Is there a way to mimic the _source path for _search in a specific document?

The resource /users/1/_source will return data WITHOUT ANY METADATA, like:

{
   "id" : 1,
   "name" : "John"
}

There is a way to get an array of sources WITHOUT ANY METADATA if a search is submitted to a specific document (e.g., /users/_search )? The expected result will be something like:

[
   {
       "id" : 1,
       "name" : "John"
   },
   {
       "id" : 2,
       "name" : "Mark"
   },
   {
       "id" : 3,
       "name" : "Ana" 
   }
]

Thanks in advance.

Like this plugin?

Hi, Jörg.

Exactly. I tried to use your plugin in ES 2.1, but got this error:

ERROR: Could not find plugin descriptor 'plugin-descriptor.properties' in plugin zip

But I was wondering if there is a way to do that in ES 2.1 directly. I've checked many old threads about this subject, so I just want to be sure that this still isn't possible for 2.1 before I go to other directions.

Thanks for your answer.

It is possible to use the arrayformat plugin with the JAVA API for ES or I will have to use plain Java networking to do that?

Thanks in advance.

I have to upgrade the plugin to ES 2.1.

It's HTTP, no Java API.

With Java, you can iterate through the hits, the "metadata problem" does not exist.

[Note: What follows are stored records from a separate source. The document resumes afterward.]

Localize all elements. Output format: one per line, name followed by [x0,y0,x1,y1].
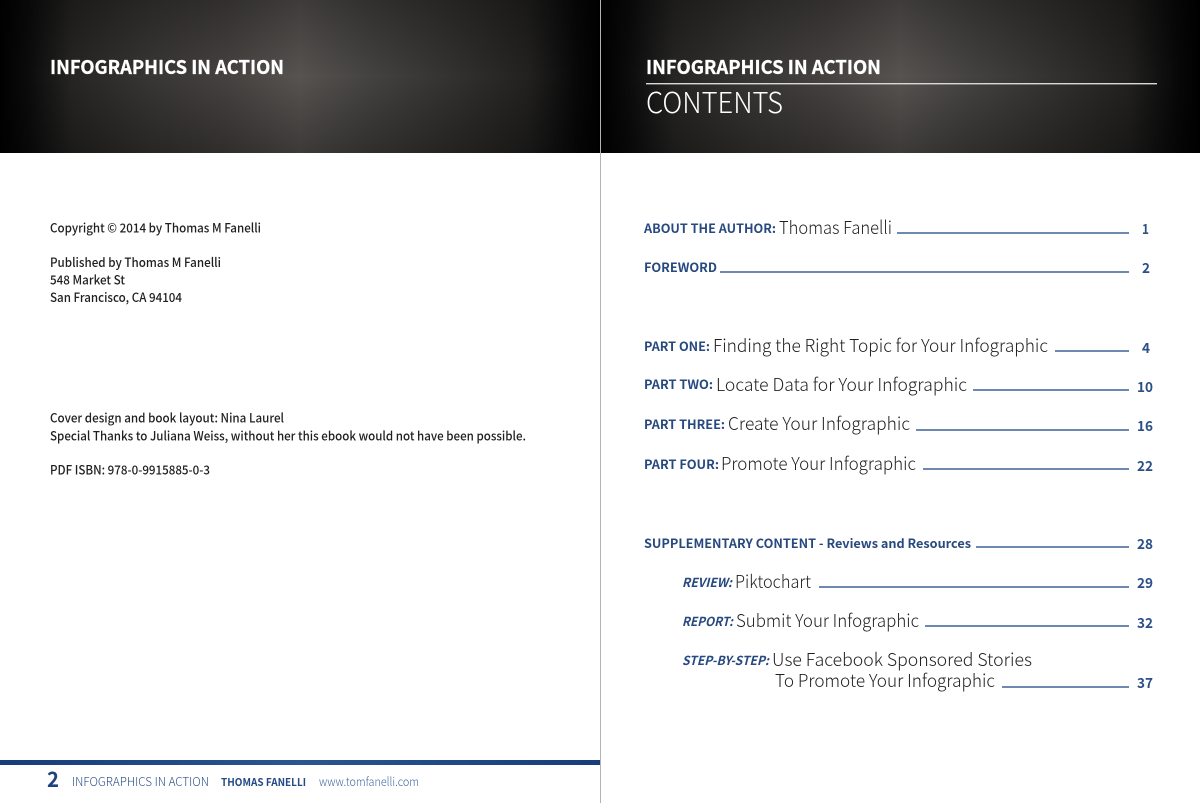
entry: foreword: FOREWORD [644,257,717,276]
entry: report: 32 [1137,613,1153,633]
entry: supplementary content: 28 [1137,534,1153,554]
heading: contents: CONTENTS [646,80,783,122]
panel: right page header band [601,0,1200,153]
entry: review: Piktochart [735,568,812,594]
footer page number: 2 [47,764,59,794]
entry: part three: PART THREE: [644,414,725,433]
entry: part four [644,450,1153,476]
heading: left page title: INFOGRAPHICS IN ACTION [50,53,284,80]
text block: copyright and publisher [50,218,261,306]
entry: part three [644,410,1153,436]
entry: part two: 10 [1137,377,1153,397]
entry: part three: 16 [1137,416,1153,436]
entry: supplementary content [644,533,1153,554]
footer book title: INFOGRAPHICS IN ACTION [72,773,209,790]
page divider [600,0,601,803]
heading: right page title: INFOGRAPHICS IN ACTION [646,53,881,80]
footer website: www.tomfanelli.com [319,773,419,790]
entry: part two: PART TWO: [644,374,713,393]
entry: report: Submit Your Infographic [736,607,919,633]
entry: about the author [643,214,1149,240]
text block: credits [50,408,526,478]
text block: copyright and publisher: Copyright © 2014 by Thomas M Fanelli [50,218,261,236]
entry: part one: PART ONE: [644,336,710,355]
panel: left page header band [0,0,600,153]
table of contents [643,214,1153,693]
entry: review: 29 [1137,573,1153,593]
entry: review [682,568,1153,594]
text block: credits: PDF ISBN: 978-0-9915885-0-3 [50,460,210,478]
footer author: THOMAS FANELLI [221,775,306,790]
entry: step-by-step: STEP-BY-STEP: [682,650,770,669]
footer: left page [0,760,600,794]
entry: foreword [644,257,1150,278]
entry: step-by-step [682,646,1153,693]
text block: copyright and publisher: Published by Thomas M Fanelli [50,252,221,271]
entry: part four: 22 [1137,456,1153,476]
entry: part one [644,332,1150,358]
entry: part two: Locate Data for Your Infographic [716,371,967,397]
entry: part one: 4 [1142,338,1150,358]
entry: about the author: ABOUT THE AUTHOR: [643,218,776,237]
entry: part four: PART FOUR: [644,454,719,473]
entry: report: REPORT: [682,611,734,630]
entry: supplementary content: SUPPLEMENTARY CONTENT - Reviews and Resources [644,533,971,552]
entry: part four: Promote Your Infographic [721,450,916,476]
entry: step-by-step: To Promote Your Infographic [775,667,995,693]
entry: about the author: 1 [1142,219,1149,239]
text block: copyright and publisher: 548 Market St [50,270,125,288]
entry: review: REVIEW: [682,572,733,591]
entry: part one: Finding the Right Topic for Your Infographic [713,332,1048,358]
text block: credits: Cover design and book layout: Nina Laurel [50,408,284,426]
entry: part two [644,371,1153,397]
entry: report [682,607,1153,633]
entry: part three: Create Your Infographic [728,410,910,436]
entry: foreword: 2 [1142,258,1150,278]
text block: copyright and publisher: San Francisco, CA 94104 [50,287,182,306]
entry: step-by-step: 37 [1137,673,1153,693]
entry: about the author: Thomas Fanelli [779,214,892,240]
entry: step-by-step: Use Facebook Sponsored Stories [772,646,1032,672]
text block: credits: Special Thanks to Juliana Weiss, without her this ebook would not have been possible. [50,426,526,444]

My question wasn't good, probably because my english isn't good. :slight_smile:

Currently I'm using the ES Java API to make HTTP requests to ES (e.g. a _search endpoint in some document). I was wondering if could be possible use your plugin with the ES JAVA API. Something like this: https://www.elastic.co/guide/en/elasticsearch/client/java-api/current/java-search.html

But I think I will have to write plain Java requests (without the ES Java API) to use your plugin, because client.prepareSearch(...) will result in a HTTP _search.

Thanks.

Your english is good, I understand, at least I hope so :smile:

Java is not using HTTP _search, it uses transport protocol (native Elasticsearch node-to-node protocol) over port 9300.

With Java search API, you get a SearchResponse object. From there you can iterate through the search hits. Therefore, you can see hits as an array. No metadata like _index, _type, _id are in the way, like in JSON hits, which are transported over HTTP API.

I didn't know that, I'm new to ElasticSearch world. Thanks!